Junge Sportler seien schlichtweg überfordert, wenn sie so früh von der Öffentlichkeit in den Status eines "Superstars" gehoben werden. "Sie sind zu diesem Zeitpunkt noch gar nicht auf das normale Leben eingestellt und werden durch ihre Prominenz verführt. Sie benehmen sich dann wie kleine Götter", erklärt Haase. Schon die ehemaligen Fußball-Nationalspieler Diego Maradonna (Drogenkonsum) und Paul Gascoigne sowie Ex-Skispringer Matti Nykänen (beide Alkoholprobleme) waren vom richtigen Weg abgedriftet.
Beispiel Ronaldinho: Der brasilianische Ballzauberer des FC Barcelona spielte zuletzt am 9.März. Seitdem ging es für ihn nur noch bergab: Formkrise, Stammplatzverlust, Übergewicht, dauerhafte Medienschelte, rätselhafte Verletzungen. Der ehemalige Weltfußballer des Jahres hat seine "Spielwiese" in die Discotheken verlegt. Statt Kunststücken auf dem Rasen tanzte er mit nacktem Oberkörper bis halb sechs Uhr morgens in einem Nachtclub. "Er wurde mehrfach beim Feiern erwischt", berichtet die Sportzeitung "Marca". Ein heftiger Karriereknick für den 28-Jährigen, der bei den Katalanen vor dem Aus steht.
Sein Weltmeister-Kollege Ronaldo geriet wegen eines Sexskandals mit Transvestiten in die Negativschlagzeilen. Der Stürmer des AC Mailand verlor daraufhin einen Millionen-Werbevertrag und seine Freundin. "Sein Verhalten entspricht nicht dem eines Rollenmodels, es ist einfach unmoralisch", schreibt die New York Times. Ronaldo selbst sieht sich als Opfer eines Erpressungsversuchs. Nach seiner Knieoperation droht ihm sogar das Karriereende.

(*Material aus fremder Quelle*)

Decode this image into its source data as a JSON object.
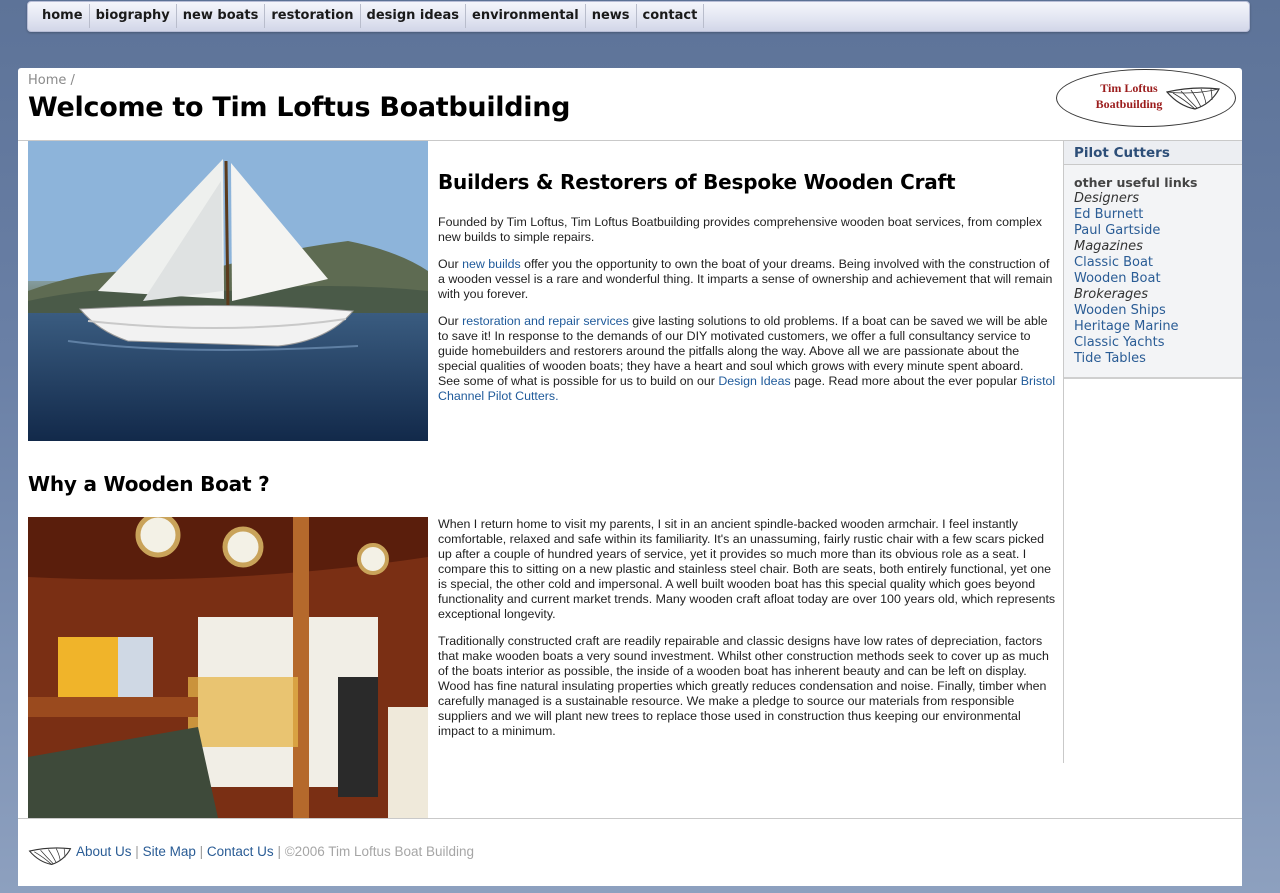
{
  "nav": {
    "items": [
      "home",
      "biography",
      "new boats",
      "restoration",
      "design ideas",
      "environmental",
      "news",
      "contact"
    ]
  },
  "header": {
    "breadcrumb_home": "Home",
    "breadcrumb_sep": "/",
    "title": "Welcome to Tim Loftus Boatbuilding",
    "logo_line1": "Tim Loftus",
    "logo_line2": "Boatbuilding"
  },
  "main": {
    "heading1": "Builders & Restorers of Bespoke Wooden Craft",
    "p1": "Founded by Tim Loftus, Tim Loftus Boatbuilding provides comprehensive wooden boat services, from complex new builds to simple repairs.",
    "p2_pre": "Our ",
    "p2_link": "new builds",
    "p2_post": " offer you the opportunity to own the boat of your dreams. Being involved with the construction of a wooden vessel is a rare and wonderful thing. It imparts a sense of ownership and achievement that will remain with you forever.",
    "p3_pre": "Our ",
    "p3_link": "restoration and repair services",
    "p3_post": " give lasting solutions to old problems. If a boat can be saved we will be able to save it! In response to the demands of our DIY motivated customers, we offer a full consultancy service to guide homebuilders and restorers around the pitfalls along the way. Above all we are passionate about the special qualities of wooden boats; they have a heart and soul which grows with every minute spent aboard.",
    "p4_pre": "See some of what is possible for us to build on our ",
    "p4_link": "Design Ideas",
    "p4_mid": " page. Read more about the ever popular ",
    "p4_link2": "Bristol Channel Pilot Cutters.",
    "heading2": "Why a Wooden Boat ?",
    "p5": "When I return home to visit my parents, I sit in an ancient spindle-backed wooden armchair. I feel instantly comfortable, relaxed and safe within its familiarity. It's an unassuming, fairly rustic chair with a few scars picked up after a couple of hundred years of service, yet it provides so much more than its obvious role as a seat. I compare this to sitting on a new plastic and stainless steel chair. Both are seats, both entirely functional, yet one is special, the other cold and impersonal. A well built wooden boat has this special quality which goes beyond functionality and current market trends. Many wooden craft afloat today are over 100 years old, which represents exceptional longevity.",
    "p6": "Traditionally constructed craft are readily repairable and classic designs have low rates of depreciation, factors that make wooden boats a very sound investment. Whilst other construction methods seek to cover up as much of the boats interior as possible, the inside of a wooden boat has inherent beauty and can be left on display. Wood has fine natural insulating properties which greatly reduces condensation and noise. Finally, timber when carefully managed is a sustainable resource. We make a pledge to source our materials from responsible suppliers and we will plant new trees to replace those used in construction thus keeping our environmental impact to a minimum."
  },
  "sidebar": {
    "title": "Pilot Cutters",
    "subtitle": "other useful links",
    "items": [
      {
        "label": "Designers",
        "kind": "cat"
      },
      {
        "label": "Ed Burnett",
        "kind": "lnk"
      },
      {
        "label": "Paul Gartside",
        "kind": "lnk"
      },
      {
        "label": "Magazines",
        "kind": "cat"
      },
      {
        "label": "Classic Boat",
        "kind": "lnk"
      },
      {
        "label": "Wooden Boat",
        "kind": "lnk"
      },
      {
        "label": "Brokerages",
        "kind": "cat"
      },
      {
        "label": "Wooden Ships",
        "kind": "lnk"
      },
      {
        "label": "Heritage Marine",
        "kind": "lnk"
      },
      {
        "label": "Classic Yachts",
        "kind": "lnk"
      },
      {
        "label": "Tide Tables",
        "kind": "lnk"
      }
    ]
  },
  "footer": {
    "about": "About Us",
    "sitemap": "Site Map",
    "contact": "Contact Us",
    "sep": "|",
    "copyright": "©2006 Tim Loftus Boat Building"
  },
  "icons": {
    "logo": "boat-hull-icon",
    "footer": "boat-hull-icon"
  }
}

"Bei Ronaldo ist es der Übermut, der ihn zu solchen Aktionen verleitet. Er ist nicht in der Lage zu reflektieren, wem er seinen Erfolg zu verdanken hat", sagt Haase. "In solchen Fällen fehlt es an der Gesamtpalette der sozialen Entwicklung und den nötigen Korrektiven", so Haase.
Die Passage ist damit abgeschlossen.